L’histoire de la renaissance de la marque automobile Delage : un parcours audacieux
Une origine prometteuse au début du XXe siècle
En 1905, Louis Delage, alors employé chez Peugeot, occupe le poste de chef du département des essais et de la recherche après avoir acquis une formation en mécanique à Levallois-Perret. À cette époque, l’automobile demeure encore un rêve pour la majorité, et seuls quelques privilégiés ont la chance de voyager à bord de ces « calèches sans chevaux » très innovantes. Cependant, Delage croit fermement en l’avenir de ce secteur naissant. Il est convaincu que l’automobile représente le marché de demain, susceptible de transformer durablement le monde. Cette conviction le pousse à imaginer un avenir où sa propre marque occupera une place de choix dans cet univers en pleine expansion.

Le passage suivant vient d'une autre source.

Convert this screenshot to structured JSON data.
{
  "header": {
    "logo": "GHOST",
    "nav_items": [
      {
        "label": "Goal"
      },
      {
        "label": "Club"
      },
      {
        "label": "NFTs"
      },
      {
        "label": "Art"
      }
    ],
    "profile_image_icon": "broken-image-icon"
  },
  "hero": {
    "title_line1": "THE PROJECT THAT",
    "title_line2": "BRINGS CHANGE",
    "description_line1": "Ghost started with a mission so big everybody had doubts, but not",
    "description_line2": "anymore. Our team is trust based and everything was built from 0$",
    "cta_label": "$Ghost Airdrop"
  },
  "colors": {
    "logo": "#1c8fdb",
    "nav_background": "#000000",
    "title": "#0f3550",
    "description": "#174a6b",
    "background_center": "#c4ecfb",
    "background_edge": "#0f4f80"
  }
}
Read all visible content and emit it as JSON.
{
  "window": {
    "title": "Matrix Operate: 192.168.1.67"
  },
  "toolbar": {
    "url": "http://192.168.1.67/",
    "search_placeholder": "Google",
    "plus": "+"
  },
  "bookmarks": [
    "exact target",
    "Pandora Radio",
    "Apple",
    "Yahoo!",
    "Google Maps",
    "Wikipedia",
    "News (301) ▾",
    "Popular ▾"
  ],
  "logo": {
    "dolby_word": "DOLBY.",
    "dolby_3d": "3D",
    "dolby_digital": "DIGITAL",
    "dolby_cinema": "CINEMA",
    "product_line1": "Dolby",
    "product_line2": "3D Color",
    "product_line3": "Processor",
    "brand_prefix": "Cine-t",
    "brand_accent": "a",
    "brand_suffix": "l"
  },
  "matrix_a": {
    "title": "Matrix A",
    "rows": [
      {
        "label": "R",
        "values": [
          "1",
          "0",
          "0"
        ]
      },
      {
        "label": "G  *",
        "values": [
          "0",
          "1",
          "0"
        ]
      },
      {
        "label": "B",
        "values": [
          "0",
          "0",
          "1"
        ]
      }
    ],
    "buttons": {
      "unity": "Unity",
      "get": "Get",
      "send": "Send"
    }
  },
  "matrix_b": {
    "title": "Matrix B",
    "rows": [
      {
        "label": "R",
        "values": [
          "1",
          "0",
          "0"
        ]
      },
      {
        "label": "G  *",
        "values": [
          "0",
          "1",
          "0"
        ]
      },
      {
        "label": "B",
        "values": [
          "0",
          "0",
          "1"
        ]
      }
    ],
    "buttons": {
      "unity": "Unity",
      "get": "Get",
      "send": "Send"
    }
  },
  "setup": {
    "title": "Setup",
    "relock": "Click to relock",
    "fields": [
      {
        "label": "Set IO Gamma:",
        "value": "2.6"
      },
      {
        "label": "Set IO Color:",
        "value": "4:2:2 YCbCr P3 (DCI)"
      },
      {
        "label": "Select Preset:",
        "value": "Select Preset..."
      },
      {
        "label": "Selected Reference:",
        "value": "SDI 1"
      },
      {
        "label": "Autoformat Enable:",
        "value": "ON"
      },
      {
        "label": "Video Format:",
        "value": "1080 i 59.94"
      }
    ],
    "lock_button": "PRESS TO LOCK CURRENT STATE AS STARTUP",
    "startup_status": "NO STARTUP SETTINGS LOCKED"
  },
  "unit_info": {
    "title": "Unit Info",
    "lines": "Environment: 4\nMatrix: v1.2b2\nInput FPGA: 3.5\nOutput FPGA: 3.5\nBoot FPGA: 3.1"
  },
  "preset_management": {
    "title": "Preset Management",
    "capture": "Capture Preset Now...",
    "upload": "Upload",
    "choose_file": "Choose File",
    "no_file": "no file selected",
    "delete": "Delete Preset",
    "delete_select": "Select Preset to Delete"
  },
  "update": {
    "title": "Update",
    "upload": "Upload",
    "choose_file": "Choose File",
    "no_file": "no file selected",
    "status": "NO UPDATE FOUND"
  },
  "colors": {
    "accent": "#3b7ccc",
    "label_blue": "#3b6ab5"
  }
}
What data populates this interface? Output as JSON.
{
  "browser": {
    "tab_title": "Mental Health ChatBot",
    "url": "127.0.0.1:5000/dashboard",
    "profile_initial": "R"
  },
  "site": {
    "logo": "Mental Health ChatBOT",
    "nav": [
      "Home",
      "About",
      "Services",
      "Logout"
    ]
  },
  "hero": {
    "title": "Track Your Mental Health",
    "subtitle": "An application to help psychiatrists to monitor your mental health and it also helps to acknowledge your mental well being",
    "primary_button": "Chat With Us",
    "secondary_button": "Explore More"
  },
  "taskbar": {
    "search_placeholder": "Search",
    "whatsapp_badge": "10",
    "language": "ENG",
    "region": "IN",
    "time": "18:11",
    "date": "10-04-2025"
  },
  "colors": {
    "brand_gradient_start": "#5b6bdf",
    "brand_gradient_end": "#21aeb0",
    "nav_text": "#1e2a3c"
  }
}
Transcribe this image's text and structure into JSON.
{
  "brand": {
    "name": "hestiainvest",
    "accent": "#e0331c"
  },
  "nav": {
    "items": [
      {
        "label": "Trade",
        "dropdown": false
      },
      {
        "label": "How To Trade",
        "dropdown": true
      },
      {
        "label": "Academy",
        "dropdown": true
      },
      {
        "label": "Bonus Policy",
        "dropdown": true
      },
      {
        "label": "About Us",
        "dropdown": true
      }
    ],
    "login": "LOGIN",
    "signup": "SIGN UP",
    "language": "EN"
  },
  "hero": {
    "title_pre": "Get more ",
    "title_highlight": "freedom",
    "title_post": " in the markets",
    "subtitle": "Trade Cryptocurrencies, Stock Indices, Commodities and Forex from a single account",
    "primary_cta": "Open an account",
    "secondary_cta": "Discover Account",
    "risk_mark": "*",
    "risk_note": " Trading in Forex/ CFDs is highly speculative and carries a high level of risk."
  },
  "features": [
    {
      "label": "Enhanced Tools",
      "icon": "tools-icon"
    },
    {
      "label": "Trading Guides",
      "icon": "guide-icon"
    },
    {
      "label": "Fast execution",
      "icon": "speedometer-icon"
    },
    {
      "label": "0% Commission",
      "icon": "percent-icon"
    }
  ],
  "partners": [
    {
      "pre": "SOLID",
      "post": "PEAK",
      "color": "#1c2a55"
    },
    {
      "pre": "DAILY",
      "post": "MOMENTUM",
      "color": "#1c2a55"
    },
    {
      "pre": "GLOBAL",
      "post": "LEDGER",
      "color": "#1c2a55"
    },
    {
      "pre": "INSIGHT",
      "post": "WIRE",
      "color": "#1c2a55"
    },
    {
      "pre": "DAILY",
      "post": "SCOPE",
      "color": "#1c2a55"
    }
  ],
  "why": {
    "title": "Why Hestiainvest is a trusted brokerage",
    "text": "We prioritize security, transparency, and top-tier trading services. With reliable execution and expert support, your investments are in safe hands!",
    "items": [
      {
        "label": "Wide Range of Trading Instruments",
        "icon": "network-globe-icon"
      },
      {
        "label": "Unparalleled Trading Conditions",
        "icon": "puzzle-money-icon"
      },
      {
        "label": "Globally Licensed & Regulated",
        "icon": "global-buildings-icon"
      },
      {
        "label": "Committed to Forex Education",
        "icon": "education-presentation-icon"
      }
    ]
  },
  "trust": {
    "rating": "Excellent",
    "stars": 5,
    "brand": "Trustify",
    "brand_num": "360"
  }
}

De l’étude à l’indépendance entrepreneuriale
Depuis plusieurs années, Delage a constitué sa propre structure de conception, dotée d’un bureau d’études dédié. Mais la question qui se pose alors est : comment lancer une activité automobile sans le moindre sou ? La réponse se trouve dans la détermination du jeune homme. Louis Delage décide de se lancer dans l’aventure entrepreneuriale en quittant Peugeot pour suivre ses ambitions personnelles. Sa motivation est claire : vouloir réaliser ses propres idées, imposer ses choix techniques, et fabriquer des voitures qui portent sa signature. La particularité de cette aventure est qu’il va devoir convaincre financiers et partenaires, alors qu’il n’a que 31 ans, qu’il ne possède pas de fortune personnelle, et qu’il doit faire face à un environnement encore peu favorable à l’automobile indépendante. Pour cela, il parvient à emprunter 35 000 francs, une somme modeste mais suffisante pour débuter sa propre entreprise.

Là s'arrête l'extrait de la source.